MERKUR

MERKUR

Deutsche Zeitschrift für europäisches Denken


Der Merkur setzt Monat für Monat die Standards für politische und kulturelle Essayistik im deutschsprachigen Raum.

Selbstdarstellung

1947 gegründet, erscheint der Merkur nun seit über sechzig Jahren: eine ungewöhnlich lange Lebensdauer für eine deutsche Kulturzeitschrift.

Der Merkur ist eine klassische Kulturzeitschrift, indem er das Politische und das Kulturell-Ästhetische, um nur diese beiden Zentralbereiche zu nennen, nicht als Gegensatz konstruiert, sondern in Beziehung setzt: häufig genug eine gespannte. Der Merkur ist keine akademische Zeitschrift (obwohl die meisten seiner Leser eine akademische Ausbildung haben und viele seiner Autoren Universitätsleute sind). Er wendet sich an ein kenntnisreiches, aufgeschlossenes, neugieriges Publikum, das an der bloßen Bestätigung seiner Ansichten nicht interessiert ist. Der Merkur war nie das Organ einer Partei oder Weltanschauung, demzufolge ist die Leserschaft auch kaum über politische oder ästhetische Kriterien zu definieren. Im Gegenteil: Kluger Widerspruch zu herrschenden Meinungen, und seien es die der Herausgeber, gehört zum Konzept der Zeitschrift.

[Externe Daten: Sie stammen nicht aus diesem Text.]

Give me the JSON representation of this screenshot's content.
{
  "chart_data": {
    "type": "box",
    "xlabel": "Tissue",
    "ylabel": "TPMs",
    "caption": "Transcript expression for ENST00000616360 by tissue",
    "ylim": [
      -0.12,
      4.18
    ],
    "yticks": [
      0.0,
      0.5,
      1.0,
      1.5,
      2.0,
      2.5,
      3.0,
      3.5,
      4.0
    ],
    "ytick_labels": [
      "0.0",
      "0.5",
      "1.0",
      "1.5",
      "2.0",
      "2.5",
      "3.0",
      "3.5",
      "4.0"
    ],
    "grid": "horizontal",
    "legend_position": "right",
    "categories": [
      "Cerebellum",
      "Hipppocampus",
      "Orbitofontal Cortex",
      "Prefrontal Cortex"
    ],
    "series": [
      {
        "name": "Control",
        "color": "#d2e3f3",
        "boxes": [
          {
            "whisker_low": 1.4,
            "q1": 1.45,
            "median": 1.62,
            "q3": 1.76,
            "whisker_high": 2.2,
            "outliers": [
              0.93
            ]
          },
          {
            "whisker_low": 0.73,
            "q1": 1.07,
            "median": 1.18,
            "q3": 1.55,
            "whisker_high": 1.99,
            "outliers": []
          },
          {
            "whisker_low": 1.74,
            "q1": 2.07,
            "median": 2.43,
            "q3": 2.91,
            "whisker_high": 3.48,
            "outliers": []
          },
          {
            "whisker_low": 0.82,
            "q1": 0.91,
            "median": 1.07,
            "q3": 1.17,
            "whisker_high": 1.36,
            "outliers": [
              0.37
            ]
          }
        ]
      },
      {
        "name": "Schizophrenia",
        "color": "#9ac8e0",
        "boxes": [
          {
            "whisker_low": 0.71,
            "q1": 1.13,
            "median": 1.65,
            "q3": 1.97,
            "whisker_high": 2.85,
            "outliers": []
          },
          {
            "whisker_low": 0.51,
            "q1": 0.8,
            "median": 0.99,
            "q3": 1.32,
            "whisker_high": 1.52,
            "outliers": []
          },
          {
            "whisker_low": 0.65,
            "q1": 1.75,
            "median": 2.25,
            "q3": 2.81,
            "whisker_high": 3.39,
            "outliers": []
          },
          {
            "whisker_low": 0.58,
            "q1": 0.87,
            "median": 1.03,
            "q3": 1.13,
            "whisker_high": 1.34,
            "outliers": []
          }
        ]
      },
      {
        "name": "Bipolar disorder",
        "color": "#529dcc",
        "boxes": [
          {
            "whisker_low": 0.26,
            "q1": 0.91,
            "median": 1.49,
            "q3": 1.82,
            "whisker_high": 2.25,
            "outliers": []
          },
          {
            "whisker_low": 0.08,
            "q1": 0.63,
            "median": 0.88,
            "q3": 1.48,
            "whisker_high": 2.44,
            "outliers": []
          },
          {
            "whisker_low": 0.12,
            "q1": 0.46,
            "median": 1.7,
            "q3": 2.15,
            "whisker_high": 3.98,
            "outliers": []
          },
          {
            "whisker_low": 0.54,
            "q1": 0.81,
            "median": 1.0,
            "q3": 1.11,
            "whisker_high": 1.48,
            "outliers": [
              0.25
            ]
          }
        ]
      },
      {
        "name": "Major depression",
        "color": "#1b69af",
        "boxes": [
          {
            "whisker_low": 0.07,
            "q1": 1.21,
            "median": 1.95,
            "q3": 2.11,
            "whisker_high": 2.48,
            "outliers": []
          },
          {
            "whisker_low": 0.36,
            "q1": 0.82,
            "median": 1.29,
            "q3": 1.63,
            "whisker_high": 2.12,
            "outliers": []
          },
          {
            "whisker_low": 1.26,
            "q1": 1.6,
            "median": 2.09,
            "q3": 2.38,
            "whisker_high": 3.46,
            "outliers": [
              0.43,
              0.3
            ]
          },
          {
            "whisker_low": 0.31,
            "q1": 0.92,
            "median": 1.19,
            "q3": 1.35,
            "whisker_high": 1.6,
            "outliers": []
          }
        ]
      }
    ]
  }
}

Der Merkur versteht sich nicht als Rufer in der Wüste, er ist kein Archiv humanistischer Bildungsideen: Monat für Monat wird ein Heft vorgelegt, das den Anspruch erhebt, solche Ideen zu vergegenständlichen. Dies kann nicht gelingen als eine Art höheres Reader's Digest, als Sammelsurium irgendwie interessanter Artikel. Aber auch nicht in der Art fachwissenschaftlicher Zeitschriften, die einen eng umgrenzten Gegenstandsbereich nicht verlassen dürfen. Jedes Thema kann im Merkur vorkommen, wenn es drei Voraussetzungen erfüllt: Es muss gedanklich originell, aber nicht unbedingt gelehrt sein; es muss relevant sein für gebildete, aber eben nicht spezifisch orientierte Leser; es muss in essayistischer Form präsentiert werden: ohne akademische Umständlichkeit, mit sprachlicher und intellektueller Eleganz. Solche Texte dann in einem Heft so zu versammeln, dass die einzelnen Beiträge, trotz unterschiedlicher Thematik, miteinander zu kommunizieren beginnen, einander bekräftigen oder widersprechen, dass also eine Melodie entsteht, ist das Ziel der Heftkomposition, auf die der Merkur Mühe verwendet.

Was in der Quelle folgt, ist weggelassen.